Wednesday, February 1, 2012

Green fee helps cut red tape

By on March 17, 2010

Last spring, the members of Go Green Alliance held a referendum asking the student body a simple yes or no question: Would you pay $3 to fund an Office of Sustainability?  

More than 80 percent of voting students supported the proposed “green fee,” which aims to make campus more energy efficient and sustainable. 

“Sustainability initiatives require funding, and the University wasn’t going to fund them,” said Mark Milby, co-chair of the Go Green Alliance. “We kind of got shot down a few times, so we decided to do our own fee because we thought the student support was enough to merit it.” 

The purpose of implementing the green fee is to create a “green initiative fund” in the Office of Sustainability.
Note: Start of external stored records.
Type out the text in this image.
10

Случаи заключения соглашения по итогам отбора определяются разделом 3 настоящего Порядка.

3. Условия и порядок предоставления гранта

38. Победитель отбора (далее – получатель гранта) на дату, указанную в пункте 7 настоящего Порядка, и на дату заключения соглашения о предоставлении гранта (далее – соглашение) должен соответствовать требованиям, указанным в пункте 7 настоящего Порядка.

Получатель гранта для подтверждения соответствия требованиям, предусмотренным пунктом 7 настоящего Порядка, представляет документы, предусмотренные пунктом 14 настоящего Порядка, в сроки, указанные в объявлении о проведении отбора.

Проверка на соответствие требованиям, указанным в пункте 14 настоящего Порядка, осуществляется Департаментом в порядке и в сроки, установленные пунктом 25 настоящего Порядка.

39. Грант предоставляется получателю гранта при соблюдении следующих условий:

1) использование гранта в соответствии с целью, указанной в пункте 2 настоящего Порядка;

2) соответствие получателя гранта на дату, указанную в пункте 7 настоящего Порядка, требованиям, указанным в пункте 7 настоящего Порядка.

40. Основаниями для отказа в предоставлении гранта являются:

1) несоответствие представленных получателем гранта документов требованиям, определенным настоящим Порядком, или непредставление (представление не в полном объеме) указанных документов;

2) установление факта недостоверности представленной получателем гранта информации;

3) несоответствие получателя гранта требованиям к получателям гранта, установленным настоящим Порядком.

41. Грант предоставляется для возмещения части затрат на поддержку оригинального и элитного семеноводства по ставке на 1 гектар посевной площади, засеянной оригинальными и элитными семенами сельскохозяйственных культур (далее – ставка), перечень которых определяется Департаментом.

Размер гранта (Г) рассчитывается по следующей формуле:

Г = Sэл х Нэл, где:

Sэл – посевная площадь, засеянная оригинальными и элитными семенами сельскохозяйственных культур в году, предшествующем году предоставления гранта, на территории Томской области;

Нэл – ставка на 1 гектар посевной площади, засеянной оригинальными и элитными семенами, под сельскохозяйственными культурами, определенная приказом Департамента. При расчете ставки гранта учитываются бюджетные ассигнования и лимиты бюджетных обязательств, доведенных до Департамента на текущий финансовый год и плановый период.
If students or faculty members have an idea for making an aspect of the University more sustainable, they can apply to the office in order to receive money for their project. 

“There’s going to be a fund through which students can receive this funding fairly quickly and without the red tape and bureaucracy of a typical administration,” Milby said. 

The green fee will first be collected in the fall, and

Milby said he estimates the fee will raise approximately $170,000 per year.  

However, green fees are not a new idea. 

Approximately 100 green fees are now in place in universities around the country, and Milby said the University’s green fee was modeled after schools such as the University of North Carolina at Chapel Hill. 

At UNC, the organization spearheading the campus’ green initiatives is the Renewable Energy Special Projects Committee.

“We have a lot of schools that contact us about the green fee,” said Erin Hiatt, the committee’s co-chair. “The reason I believe this has been so successful is because we meet with advisers that have been really prominent in the community at UNC. It adds a whole level of credibility to it because we have people within the administration backing up our projects.” 

UNC also held a referendum, and in the spring of 2003, the university passed a $4 green fee, which raises about $200,000 per year.  

One of UNC’s projects is placing solar panels on top of dormitories. The UNC committee is also looking at technology that would turn the lights and fans off in elevators when they aren’t in use.

“Traditionally, our group was only allowed to use funds towards actual physical renewal energy projects,” Hiatt said. “Now, the energy-efficiency component has really been what’s made us particularly useful to the school because we’re doing projects that have much faster payback.”

Though the University followed in UNC’s footsteps, Georgia Tech is closely looking at the University’s moves. 

Four semesters ago, Georgia Tech’s Students Organizing for Sustainability program sent out surveys to students asking them how much money they would devote to a green fee.

“We got a really good response from the students, but we were told by our Student Government Association that it wasn’t going to be possible because the Board of Regents wasn’t going to approve it, so that kind of stopped us dead in our tracks,” said Molly McLaughlin, vice-president of SOS. “But now that we found out UGA has just passed a green fee, we’re all pretty excited because that means if the Board of Regents hasn’t stopped you, that means they won’t stop us either.”

Although Georgia Tech already has an Office of Sustainability, McLaughlin said the office just does procedural things. The members of SOS want a fee to fund some of the projects they have in mind.

She said the surveys indicated students would be willing to pay an average of $8, but she does not think the fee would end up being nearly as much due to the financial climate.

University of Virginia students have proposed the establishment of a “Green Initiative Funding Tomorrow,” which would support green initiative projects proposed by students and faculty. A few years ago, the committee proposed a $5 fee from students, but the attempt failed.

“While over 90 percent of the student body was in favor of the fee, the administration was not comfortable with this process,” said Thushara Gunda, a member of UVA’s Environmental Sustainability Committee. “We want to make sure we won’t be imposing an additional economic burden.” 

The committee is now thinking of different ideas to propose to the administration. One includes asking the administration to reallocate some of the unused fees students pay in the beginning of the year toward a sustainability fund, and Gunda said she  believes good communication between students and faculty is a must. 

“The way we’re envisioning it, it wouldn’t be purely a student project,” she said. “We would promote projects that show collaboration between students and university staff.” 

At the University, collaboration has effectively allowed students to institute a green fee, and Milby is looking forward to students working closely with the Office of Sustainability.  

“It’s such a little price for such a good thing for the University in the long run,” Milby said. “Personally, I feel like this office is a great resource for the University, and it really puts us in the league of other top universities around the country.”